El cine, en este caso las series, británicas están ofreciendo una buena muestra de la mezcla de géneros, donde lo mismo se puede unir la comedia con los zombies o esos mismos muertos vivientes con la crítica a los «realitys shows» como es el caso de «Zombies party» o la serie «Dead set». Uniones que acababan funcionando merced a un humor negro pleno de sarcasmo e ironía, un pesimismo con la condición humana reflejando las miserias de nuestra sociedad y una realización que enlaza con el cine independiente en su mejor vertiente.
Y mucho de esto hay en «The end of the f***ing world», estupenda miniserie inglesa que sigue la línea marcada por otras producciones de los últimos años que narran las dificultades y miedos de los adolescentes contemporáneos, unos jóvenes problemáticos e inadaptados que intentan sobreponerse al mundo que les ha tocado vivir revelándose contra todo y todos, tipo «Las ventajas de ser un marginado» y similares, lejos del modo de vida estadounidense y el sueño americano y más cercano a la crisis, la falta de oportunidades y futuro. Lo que seduce de «The end of the f***ing world» es su tratamiento pues todo eso lo consigue con tono de tragicomedia aunque la risa no sea evidente y no existan «gags» inmediatos pero todo el envoltorio esté teñido por ese punto histriónico que baña todo el conjunto.
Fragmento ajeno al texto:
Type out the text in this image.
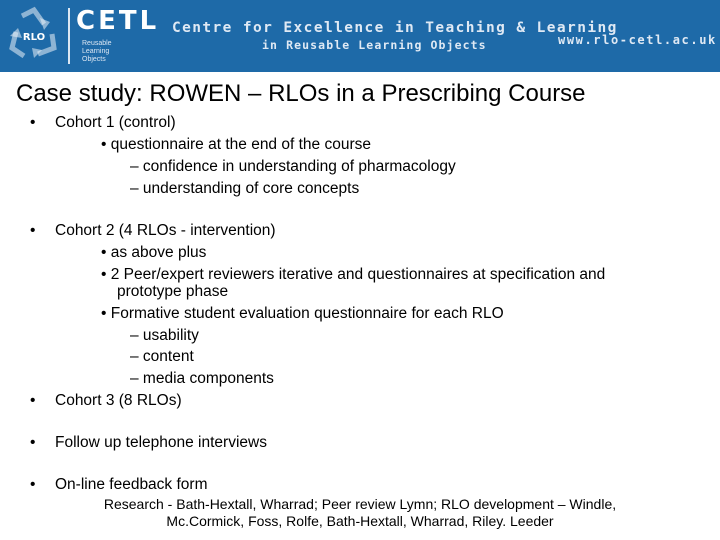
RLO
CETL
Reusable Learning Objects
Centre for Excellence in Teaching & Learning
in Reusable Learning Objects	www.rlo-cetl.ac.uk
Case study: ROWEN – RLOs in a Prescribing Course
• Cohort 1 (control)
• questionnaire at the end of the course
– confidence in understanding of pharmacology
– understanding of core concepts
• Cohort 2 (4 RLOs - intervention)
• as above plus
• 2 Peer/expert reviewers iterative and questionnaires at specification and
prototype phase
• Formative student evaluation questionnaire for each RLO
– usability
– content
– media components
• Cohort 3 (8 RLOs)
• Follow up telephone interviews
• On-line feedback form
Research - Bath-Hextall, Wharrad; Peer review Lymn; RLO development – Windle,
Mc.Cormick, Foss, Rolfe, Bath-Hextall, Wharrad, Riley. Leeder
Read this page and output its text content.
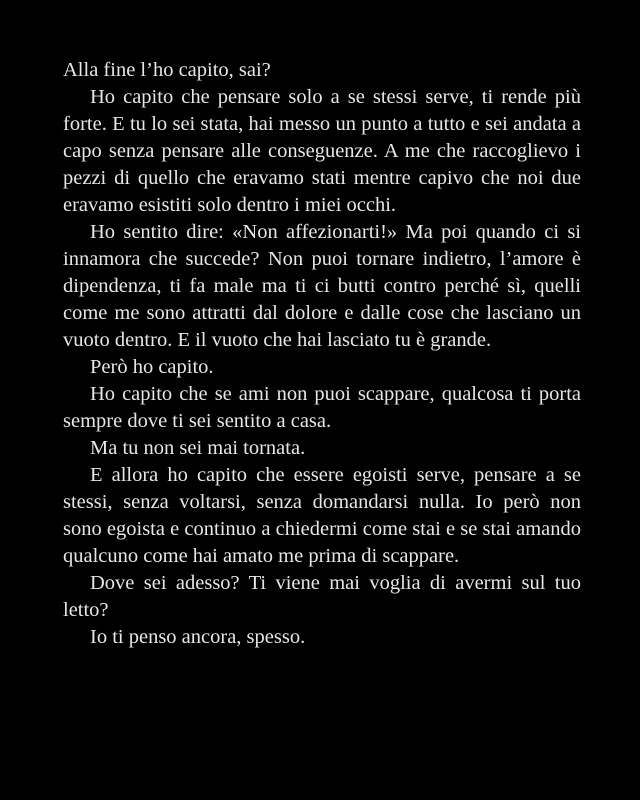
Alla fine l’ho capito, sai?

Ho capito che pensare solo a se stessi serve, ti rende più forte. E tu lo sei stata, hai messo un punto a tutto e sei andata a capo senza pensare alle conseguenze. A me che raccoglievo i pezzi di quello che eravamo stati mentre capivo che noi due eravamo esistiti solo dentro i miei occhi.

Ho sentito dire: «Non affezionarti!» Ma poi quando ci si innamora che succede? Non puoi tornare indietro, l’amore è dipendenza, ti fa male ma ti ci butti contro perché sì, quelli come me sono attratti dal dolore e dalle cose che lasciano un vuoto dentro. E il vuoto che hai lasciato tu è grande.

Però ho capito.

Ho capito che se ami non puoi scappare, qualcosa ti porta sempre dove ti sei sentito a casa.

Ma tu non sei mai tornata.

E allora ho capito che essere egoisti serve, pensare a se stessi, senza voltarsi, senza domandarsi nulla. Io però non sono egoista e continuo a chiedermi come stai e se stai amando qualcuno come hai amato me prima di scappare.

Dove sei adesso? Ti viene mai voglia di avermi sul tuo letto?

Io ti penso ancora, spesso.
Los inadaptados protagonistas aplican a sus vidas un carácter nihilista que acaba resultando encantador, dos formas de ser excesivas y cercanas al cómic que según van sucediéndose los capítulos se enriquecen y aportan más matices. Y no es sencillo, pues el chico cree ser un psicópata y proto- asesino en serie que elige como primera víctima a una compañera de instituto enfadada por la vida, con tendencia a la coprolalia. Una joven con misantropía con un hartazgo contra el mundo difícil de canalizar. Tras abandonar sus domicilios emprenden un viaje iniciático hacia ninguna parte con objetivos distintos; uno, matar a su compañera y la otra encontrar a su padre perdido. A partir de ahí comienza una presentación psicológica bien tratada donde se comprueba como la obsesión por la muerte viene por presenciar en directo el suicidio de su madre y su odio a la humanidad por vivir en una familia donde la nueva pareja de su madre no la quiere y la desplaza en su propia casa.
Todo ello, enfocado en ocho episodios con la inteligente propuesta de sintetizarlos en capítulos de poco más de veinte minutos por lo que una vez que el espectador entra en el juego propuesto en su primero es complicado que no se vean todos seguidos, como un maratón, ya que solo son necesarios poco más de dos horas y media para completar esta primera temporada (avisamos que el epílogo deja abierto una segunda). Los guiones son ágiles y divertidos, con la brillante idea de conocer los sentimientos de los personajes mediante monólogos interiores por lo que se forma la dicotomía de estar diciendo una cosa y pensando la contraria, creando el equívoco entre ellos pero no así en la audiencia. Para ello, se debe contar con una pareja protagonista que funcione en pantalla y Alex Lawther (al que recordamos en un siniestro episodio de la tercera temporada de «Black Mirror) y Jessica Barden (con un papel importante en el «Langosta» de Lanthimos) tienen la química suficiente para potenciar que el ritmo no decaiga y que poco a poco vayamos tomándoles cariño aunque sean unos perdedores con ínfulas, pues en el fondo nos están explicando sus creadores ese miedo a crecer, a ser adulto, con la responsabilidad y libertad que eso conlleva pero lejos de esos mismos temores ochenteros en cintas como la magistral «St. Elmo, punto de encuentro» de Joel Schumacher. Aquí no se tiene miedo a dejar la niñez para emprender el trabajo y la rutina de la vida adulta sino que no hay posibilidad de tener un futuro prometedor sin utilizar la inmoralidad, ilegalidad o situarse fuera de la ley y así estos modernos «Bonnie y Clyde» recorren Inglaterra en busca de su tiempo perdido aunque lejos del ideario proustiano y más cerca del «pulp».